Expertos de la ONU describen que la tendencia más reciente consiste en enviar cocaína al este, a una creciente población de usuarios en Sudáfrica, así como también al oeste, desde Bolivia, a través de Chile y llegando a mercados potenciales en Australia y Nueva Zelandia, explicó Mathiasen.
La popularidad del crack es un mal presagio. El crack, altamente adictivo y vendido en piedras pequeñas a usuarios que no pueden permitirse la cocaína en polvo, representa una seria amenaza para los sistemas públicos de salud y exacerba las ya elevadas tasas de criminalidad en las ciudades brasileñas, recalcan los expertos. En São Paulo, los robos cerca de Cracolândia están al alza.
Cabe aclarar que el crack lleva años en Brasil y que los destartalados edificios que rodean la estación de trenes victoriana de Luz, en São Paulo, el área que ahora se conoce como Cracolândia, no son nada nuevo. Sin embargo, tanto la población local de consumidores como el suministro de crack están viendo una explosión.
“Son gente que se está muriendo de pie, como zombis”, dice Angelo José Ondines, un mayorista de ropa interior en el área durante cuatro décadas y que no piensa en mudarse. “La clave está en abandonar este distrito antes de que se haga de noche”.
Una noche reciente, una muchedumbre de cuerpos esqueléticos deambulaba por las calles oscuras. Algunos llevaban cobijas sucias sobre los hombros en la llovizna fría. Cuando apareció un traficante, todos se apiñaron a su alrededor. En la oscuridad, podían verse las llamas de las pipas de crack.
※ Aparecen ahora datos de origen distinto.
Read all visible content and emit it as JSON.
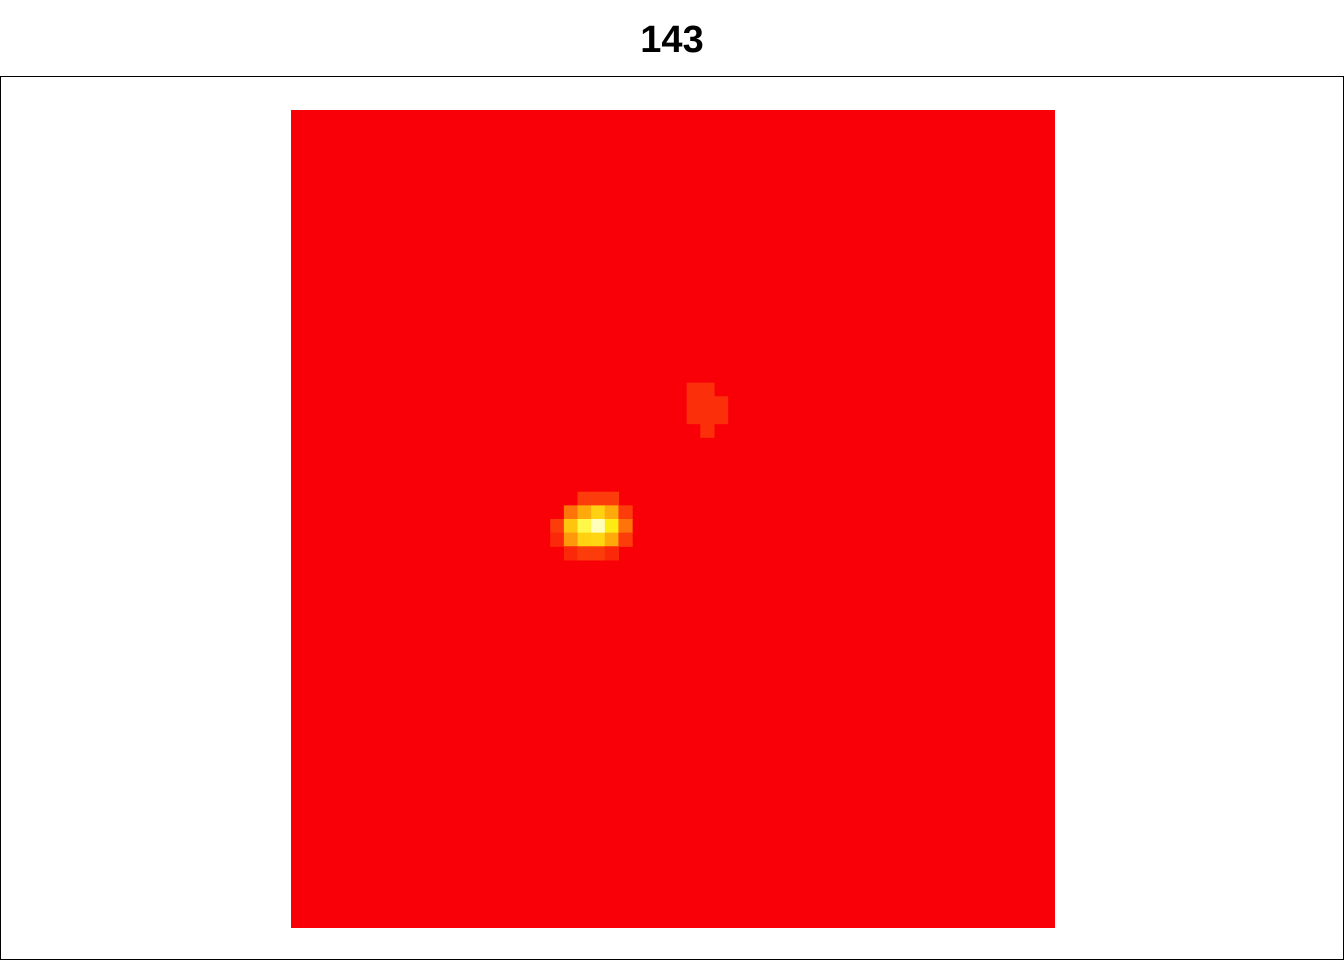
{
  "title": "143",
  "chart_data": {
    "type": "heatmap",
    "title": "143",
    "xlabel": "",
    "ylabel": "",
    "grid": false,
    "legend": "none",
    "colormap": "heat",
    "n_cols": 56,
    "n_rows": 60,
    "background_value": 0.0,
    "colors": {
      "background": "#f90008",
      "page": "#ffffff",
      "frame": "#000000"
    },
    "cells": [
      {
        "col": 29,
        "row": 20,
        "value": 0.12
      },
      {
        "col": 30,
        "row": 20,
        "value": 0.12
      },
      {
        "col": 29,
        "row": 21,
        "value": 0.12
      },
      {
        "col": 30,
        "row": 21,
        "value": 0.12
      },
      {
        "col": 31,
        "row": 21,
        "value": 0.12
      },
      {
        "col": 29,
        "row": 22,
        "value": 0.12
      },
      {
        "col": 30,
        "row": 22,
        "value": 0.12
      },
      {
        "col": 31,
        "row": 22,
        "value": 0.12
      },
      {
        "col": 30,
        "row": 23,
        "value": 0.12
      },
      {
        "col": 21,
        "row": 28,
        "value": 0.15
      },
      {
        "col": 22,
        "row": 28,
        "value": 0.15
      },
      {
        "col": 23,
        "row": 28,
        "value": 0.15
      },
      {
        "col": 20,
        "row": 29,
        "value": 0.3
      },
      {
        "col": 21,
        "row": 29,
        "value": 0.45
      },
      {
        "col": 22,
        "row": 29,
        "value": 0.6
      },
      {
        "col": 23,
        "row": 29,
        "value": 0.45
      },
      {
        "col": 24,
        "row": 29,
        "value": 0.15
      },
      {
        "col": 19,
        "row": 30,
        "value": 0.15
      },
      {
        "col": 20,
        "row": 30,
        "value": 0.55
      },
      {
        "col": 21,
        "row": 30,
        "value": 0.8
      },
      {
        "col": 22,
        "row": 30,
        "value": 0.95
      },
      {
        "col": 23,
        "row": 30,
        "value": 0.7
      },
      {
        "col": 24,
        "row": 30,
        "value": 0.3
      },
      {
        "col": 19,
        "row": 31,
        "value": 0.1
      },
      {
        "col": 20,
        "row": 31,
        "value": 0.4
      },
      {
        "col": 21,
        "row": 31,
        "value": 0.6
      },
      {
        "col": 22,
        "row": 31,
        "value": 0.62
      },
      {
        "col": 23,
        "row": 31,
        "value": 0.45
      },
      {
        "col": 24,
        "row": 31,
        "value": 0.15
      },
      {
        "col": 20,
        "row": 32,
        "value": 0.1
      },
      {
        "col": 21,
        "row": 32,
        "value": 0.15
      },
      {
        "col": 22,
        "row": 32,
        "value": 0.15
      },
      {
        "col": 23,
        "row": 32,
        "value": 0.1
      }
    ]
  }
}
Patrullas de la policía pasaban lentamente pero sin intervenir.
La experiencia de Washington Pereira Ramos, un drogadicto de 40 años, pone en evidencia los efectos del crack.
Cuenta que normalmente pasa varios días despierto consumiendo la droga, parando sólo para pedir limosna hasta acumular los US$2 que necesita para una dosis. Cuando duerme, lo hace durante un día entero debajo de un puente de la autopista. Come de la basura y, de vez en cuando, acude a una iglesia donde toma una sopa. “El crack es como mi esposa y lo amo desde la primera vez que lo probé”, dice Ramos.
Pese a la campaña para despejar Cracolândia, sus detractores apuntan que Ramos y otros drogadictos simplemente se trasladan a otras partes de la ciudad. La razón es que simplemente no tienen alternativa: la mayoría de los centros de rehabilitación están llenos.
Grupos activistas critican la mayor presencia policial como inadecuada por lidiar con el problema sin considerar el tratamiento como parte de la respuesta. A su vez, las autoridades defienden su accionar como el principio de un esfuerzo por proveer seguridad a largo plazo.
Las fuerzas del orden apuntan que hay más centros de tratamiento en construcción y que la presencia policial tiene que formar parte de cualquier solución.